Le but du traitement est de faire disparaitre la MAV afin de mettre le patient à l’abri d’une hémorragie.

Les modes de traitement

Trois modalités de traitement sont aujourd’hui à notre disposition : 

 

L’embolisation par voie endovasculaire, la chirurgie et la radiochirurgie stéréotaxique. Ces trois formes de traitement ont des indications assez précises qui sont discutées entre Neurochirurgiens, Neuroradiologues et Radiothérapeutes. Parfois, ces traitements sont combinés pour obtenir une occlusion ou une éradication complète et définitive, ce qui est l’objectif principal et essentiel.

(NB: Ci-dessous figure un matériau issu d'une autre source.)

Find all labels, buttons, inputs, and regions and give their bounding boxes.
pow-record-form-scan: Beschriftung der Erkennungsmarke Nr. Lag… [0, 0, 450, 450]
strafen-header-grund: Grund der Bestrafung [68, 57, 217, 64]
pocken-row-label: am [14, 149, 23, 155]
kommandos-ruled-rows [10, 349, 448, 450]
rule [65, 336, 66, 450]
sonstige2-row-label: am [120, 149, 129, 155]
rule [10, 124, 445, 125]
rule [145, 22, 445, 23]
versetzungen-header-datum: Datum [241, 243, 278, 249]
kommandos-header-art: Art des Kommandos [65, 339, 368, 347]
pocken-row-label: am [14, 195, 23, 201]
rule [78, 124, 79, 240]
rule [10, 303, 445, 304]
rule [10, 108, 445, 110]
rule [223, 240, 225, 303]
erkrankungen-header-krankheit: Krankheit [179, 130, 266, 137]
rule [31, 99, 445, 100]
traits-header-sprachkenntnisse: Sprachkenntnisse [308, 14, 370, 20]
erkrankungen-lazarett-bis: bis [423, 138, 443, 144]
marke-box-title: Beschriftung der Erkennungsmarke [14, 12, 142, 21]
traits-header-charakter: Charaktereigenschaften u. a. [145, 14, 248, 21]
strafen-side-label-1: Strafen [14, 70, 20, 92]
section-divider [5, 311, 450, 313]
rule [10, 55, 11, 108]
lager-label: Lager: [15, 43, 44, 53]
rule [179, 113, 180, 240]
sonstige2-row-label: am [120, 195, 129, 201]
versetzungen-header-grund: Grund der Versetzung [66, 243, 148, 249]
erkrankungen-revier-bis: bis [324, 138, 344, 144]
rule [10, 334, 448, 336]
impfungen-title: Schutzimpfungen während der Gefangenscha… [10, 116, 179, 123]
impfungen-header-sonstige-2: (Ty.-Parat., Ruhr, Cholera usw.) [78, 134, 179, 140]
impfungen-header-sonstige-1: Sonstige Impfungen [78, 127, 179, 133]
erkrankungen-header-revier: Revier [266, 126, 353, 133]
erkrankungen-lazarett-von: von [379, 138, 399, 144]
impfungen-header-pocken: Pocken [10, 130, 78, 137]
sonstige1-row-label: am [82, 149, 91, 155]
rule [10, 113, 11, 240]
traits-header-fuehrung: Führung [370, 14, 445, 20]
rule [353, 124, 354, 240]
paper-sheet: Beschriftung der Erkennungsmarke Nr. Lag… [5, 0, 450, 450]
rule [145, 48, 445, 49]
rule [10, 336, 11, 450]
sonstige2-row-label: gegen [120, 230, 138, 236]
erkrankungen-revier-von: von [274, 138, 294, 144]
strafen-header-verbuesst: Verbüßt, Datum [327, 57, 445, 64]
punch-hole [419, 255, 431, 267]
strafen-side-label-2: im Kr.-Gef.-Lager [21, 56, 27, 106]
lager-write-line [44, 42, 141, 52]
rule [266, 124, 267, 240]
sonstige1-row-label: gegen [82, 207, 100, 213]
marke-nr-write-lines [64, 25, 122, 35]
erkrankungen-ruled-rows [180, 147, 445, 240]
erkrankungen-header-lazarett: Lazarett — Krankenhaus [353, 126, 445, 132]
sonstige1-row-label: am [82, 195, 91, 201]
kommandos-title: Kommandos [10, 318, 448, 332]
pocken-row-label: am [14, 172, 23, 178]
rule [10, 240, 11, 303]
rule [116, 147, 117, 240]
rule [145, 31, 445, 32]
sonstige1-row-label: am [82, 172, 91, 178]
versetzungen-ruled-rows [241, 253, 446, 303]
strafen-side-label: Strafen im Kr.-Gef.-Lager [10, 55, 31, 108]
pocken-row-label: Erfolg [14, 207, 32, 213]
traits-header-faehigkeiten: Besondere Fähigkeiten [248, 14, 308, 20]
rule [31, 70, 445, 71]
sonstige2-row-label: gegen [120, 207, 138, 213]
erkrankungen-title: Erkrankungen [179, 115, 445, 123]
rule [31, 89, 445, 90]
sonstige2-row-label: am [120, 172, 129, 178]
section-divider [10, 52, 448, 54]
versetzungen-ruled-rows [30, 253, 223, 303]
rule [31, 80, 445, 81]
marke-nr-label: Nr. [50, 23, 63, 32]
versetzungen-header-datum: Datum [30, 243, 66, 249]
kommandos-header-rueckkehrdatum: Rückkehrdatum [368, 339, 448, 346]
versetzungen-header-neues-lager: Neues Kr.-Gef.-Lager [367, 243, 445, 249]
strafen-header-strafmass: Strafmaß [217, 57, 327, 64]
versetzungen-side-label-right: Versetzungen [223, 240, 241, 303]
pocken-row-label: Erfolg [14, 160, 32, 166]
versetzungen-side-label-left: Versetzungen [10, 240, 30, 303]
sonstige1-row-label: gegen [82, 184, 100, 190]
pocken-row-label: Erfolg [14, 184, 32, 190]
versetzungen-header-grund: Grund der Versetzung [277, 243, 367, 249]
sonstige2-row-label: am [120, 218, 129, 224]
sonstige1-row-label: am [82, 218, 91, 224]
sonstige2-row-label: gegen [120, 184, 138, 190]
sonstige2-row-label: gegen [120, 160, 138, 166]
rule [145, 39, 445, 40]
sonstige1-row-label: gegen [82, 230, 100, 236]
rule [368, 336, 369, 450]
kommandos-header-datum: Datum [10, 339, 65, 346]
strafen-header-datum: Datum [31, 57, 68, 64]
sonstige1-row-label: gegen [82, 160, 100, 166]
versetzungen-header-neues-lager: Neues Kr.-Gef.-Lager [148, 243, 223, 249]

Concernant la MAV de Line, le traitement retenu par ses neurochirurgiens a été l'embolisation qui a nécessité huit séances réparties sur plus de deux ans. La première a eu lieu alors que Line n'avait que cinq mois et la dernière à l'aube de ses trois ans. 

 

L’embolisation par voie endovasculaire se propose d’occlure les vaisseaux anormaux en y injectant une colle acrylique. Il est souvent difficile d’obtenir une occlusion complète et définitive de la MAV par ce seul traitement même avec plusieurs séances d’embolisation. L’éradication complète de la MAV n’est obtenue que dans 15% des cas.

Les risques du traitement

Rarement l’embolisation permet à elle seule un traitement complet de la MAV.  Elle doit le plus souvent être complétée par une chirurgie ou une radiochirurgie. L’embolisation n’est elle-même pas sans risque de complications potentielles : 

  •   liées à l’anesthésie générale
  •   risques d’hémorragie par rupture de la MAV lors de l’embolisation ou dans les heures qui suivent 
  •   risque d’ischémie par occlusion ou par spasme de vaisseaux à proximité de la MAV.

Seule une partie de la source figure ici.